Using DBT for building a Medallion Lakehouse architecture (Azure Databricks + Delta + DBT)
There’s a lot of fuzz going around the data build tool (DBT). It gains a lot of traction from the data community. I’ve seen several customers and projects, where DBT is already chosen as the tool to be used. But what it is? Where can you position DBT in your data landscape? What does it do and how does it work?
This blog post focuses on answering these questions. I’ll demonstrate how DBT works by using a DataBricks medallion architecture. Be warned! It will be a long read. Before configuring anything, let’s first look at DBT.
What is data build tool?
DBT is a transformation tool in the ELT process. It is an open source command line tool written in Python. DBT focusses on the T in ELT (Extract, Transform and Load) process , so it doesn’t extract or load data, but only transforms data.

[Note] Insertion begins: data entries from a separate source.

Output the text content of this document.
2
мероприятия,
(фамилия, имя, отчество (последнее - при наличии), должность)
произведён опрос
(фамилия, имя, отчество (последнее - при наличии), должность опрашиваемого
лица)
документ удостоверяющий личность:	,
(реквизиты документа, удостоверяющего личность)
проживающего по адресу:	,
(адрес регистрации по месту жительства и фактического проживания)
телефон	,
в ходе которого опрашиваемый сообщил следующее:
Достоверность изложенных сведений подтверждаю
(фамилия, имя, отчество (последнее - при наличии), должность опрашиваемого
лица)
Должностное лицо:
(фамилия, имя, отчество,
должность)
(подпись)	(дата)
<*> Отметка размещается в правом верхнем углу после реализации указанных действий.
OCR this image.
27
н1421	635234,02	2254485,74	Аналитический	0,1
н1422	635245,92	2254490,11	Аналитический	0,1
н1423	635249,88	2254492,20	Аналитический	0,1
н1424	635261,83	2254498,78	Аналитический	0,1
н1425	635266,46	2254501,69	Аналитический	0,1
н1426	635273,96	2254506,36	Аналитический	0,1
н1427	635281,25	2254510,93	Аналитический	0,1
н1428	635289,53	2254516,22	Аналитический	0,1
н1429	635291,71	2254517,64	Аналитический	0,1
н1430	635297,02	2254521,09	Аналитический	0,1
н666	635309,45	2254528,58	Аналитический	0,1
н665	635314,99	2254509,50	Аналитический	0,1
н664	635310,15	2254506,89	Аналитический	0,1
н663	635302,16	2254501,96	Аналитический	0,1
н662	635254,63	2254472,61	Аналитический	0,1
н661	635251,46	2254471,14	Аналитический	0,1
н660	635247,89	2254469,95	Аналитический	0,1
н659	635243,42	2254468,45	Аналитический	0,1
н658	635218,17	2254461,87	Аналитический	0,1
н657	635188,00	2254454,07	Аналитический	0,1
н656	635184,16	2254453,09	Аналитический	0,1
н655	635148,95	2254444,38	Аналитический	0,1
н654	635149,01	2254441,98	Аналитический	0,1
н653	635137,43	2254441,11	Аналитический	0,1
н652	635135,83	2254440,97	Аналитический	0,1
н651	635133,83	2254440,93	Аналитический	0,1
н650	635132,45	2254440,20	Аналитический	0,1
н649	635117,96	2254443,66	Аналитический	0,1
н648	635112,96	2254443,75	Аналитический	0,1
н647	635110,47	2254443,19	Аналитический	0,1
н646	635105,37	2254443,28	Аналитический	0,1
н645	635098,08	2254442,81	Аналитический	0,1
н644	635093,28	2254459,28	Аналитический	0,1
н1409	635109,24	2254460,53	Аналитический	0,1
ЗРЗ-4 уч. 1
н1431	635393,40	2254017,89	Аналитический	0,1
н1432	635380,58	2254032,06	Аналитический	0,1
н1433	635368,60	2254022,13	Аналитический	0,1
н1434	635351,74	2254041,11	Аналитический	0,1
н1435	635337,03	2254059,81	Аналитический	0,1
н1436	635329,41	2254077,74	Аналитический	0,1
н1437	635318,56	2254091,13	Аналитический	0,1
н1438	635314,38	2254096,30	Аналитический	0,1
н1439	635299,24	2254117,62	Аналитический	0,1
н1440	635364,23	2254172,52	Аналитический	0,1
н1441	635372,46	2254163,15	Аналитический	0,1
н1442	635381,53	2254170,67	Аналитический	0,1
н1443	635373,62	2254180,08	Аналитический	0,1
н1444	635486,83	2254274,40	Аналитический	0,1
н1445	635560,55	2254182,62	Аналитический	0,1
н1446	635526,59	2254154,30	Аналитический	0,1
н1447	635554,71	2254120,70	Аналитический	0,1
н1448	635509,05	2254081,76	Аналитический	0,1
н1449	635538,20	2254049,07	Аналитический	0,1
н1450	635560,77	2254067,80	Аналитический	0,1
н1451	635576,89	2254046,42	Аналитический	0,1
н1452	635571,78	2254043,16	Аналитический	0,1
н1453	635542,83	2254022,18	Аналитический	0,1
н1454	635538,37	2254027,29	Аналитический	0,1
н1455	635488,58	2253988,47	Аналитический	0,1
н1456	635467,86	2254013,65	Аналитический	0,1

DBT comes in two flavors: “DBT core” which is the open source cli version, and a paid version: “DBT cloud”. In this blog I’ll use the free cli version. We’ll use it after running our extraction pipeline using Azure Data Factory (ADF). From that point, we’ll transform using DBT.
DBT shows strength by defining transformations using templates. The syntax is similar to SELECT statements in SQL. In addition, the whole flow is constructed in Direct Acyclic Graph (DAG), which visualizes documentation, including data lineage.